The New York Mets, plagued by debt, injuries at every position, a stadium large enough to hold all of the Yankees’ money but also to keep all possible Mets home run balls in play, and a lethargic set of owners, have decided to acquire the entire Stuyvesant Hitmen baseball team as part of their revamped farm system.
The move is already being hailed by many baseball analysts as the Mets’ best acquisition in team history. “Since 1962, the Mets have always provided baseball’s mediocre players with exuberant contracts. Signing the Hitmen is a huge step away from tradition, as it will provide an affordable influx of talent and more importantly, a well of healthy starters that the Mets can access as replacements for their injured players,” baseball analyst Peter Gammons said.
After 2011 National League batting champion Jose Reyes took his talents to South Beach, further shrinking the already miniscule Mets’ depth chart, the team had to make quite a few call-ups. As a result, the average age of the players in its 2012 starting lineup will be 18.4 years, eleven years younger than the league average. Despite the potential of its new members, the Mets are having trouble -marketing players whose identities befuddle even the most devoted fan.
“Every day, the Citi Field security staff mistakes me for one of our ball boys or a member of the Pepsi T-shirt crew,” said outfielder Charlie Kramer, who will be filling in the vacant centerfield position this spring. Mets General Manager Sandy Alderson, who had to steal his son’s Razor scooter to travel down to Port St. Lucie, Florida, for Spring Training this year after the Mets informed him that they couldn’t afford a plane ticket, was more interested in using the Hitmen in another way. “Yes, we have had our share of injuries, including Ike Davis’s recent bout with valley fever, and just the other day, Johan Santana threw out his back getting into his car and Jason Bay was diagnosed with a concussion after walking into a really clean glass door,” he said. “However, looking past their potential effect on the field, when I made the deal, it was with the intention that these Stuy geniuses could actually help our team with its finances.”

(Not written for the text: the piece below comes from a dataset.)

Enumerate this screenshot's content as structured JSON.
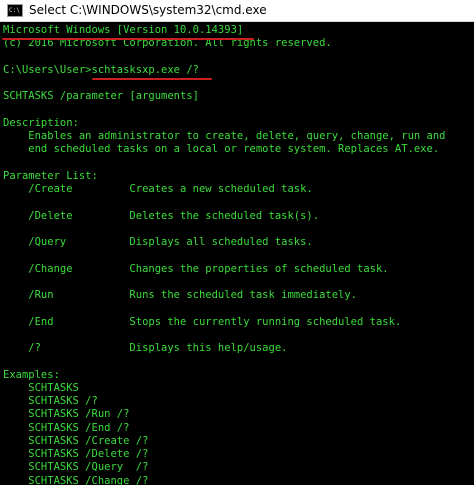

The deal has already generated a lot of enthusiasm among the Hitmen and their 27 fans. “After making the PSAL playoffs for 15 consecutive seasons, maybe we can teach the Mets a thing or two about what it takes to be successful—or at least how not to choke in September,” Hitmen coach John Carlesi said.
When asked about their reactions to the news, sophomore Kevin Li, along with the entire Stuyvesant student body, simultaneously said, “Wait, we have a baseball team?”
According to multiple sources in the Mets organization, the Hitmen will keep their home field at Pier 40. The organization believes that in having to dodge flying lacrosse balls, oversized rugby players, and agile soccer players while running to catch fly balls, the Hitmen outfielders will be more prepared to dodge the food items that will be cascading down from the stands at Citi Field throughout Mets’ 2012 season.
New Mets shortstop Kyle Yee said, “We’re looking forward to teaching these players a thing or two about baseball. However, I don’t think we have a shot with Jason Bay. Not only is he a Met, but also he is Canadian.”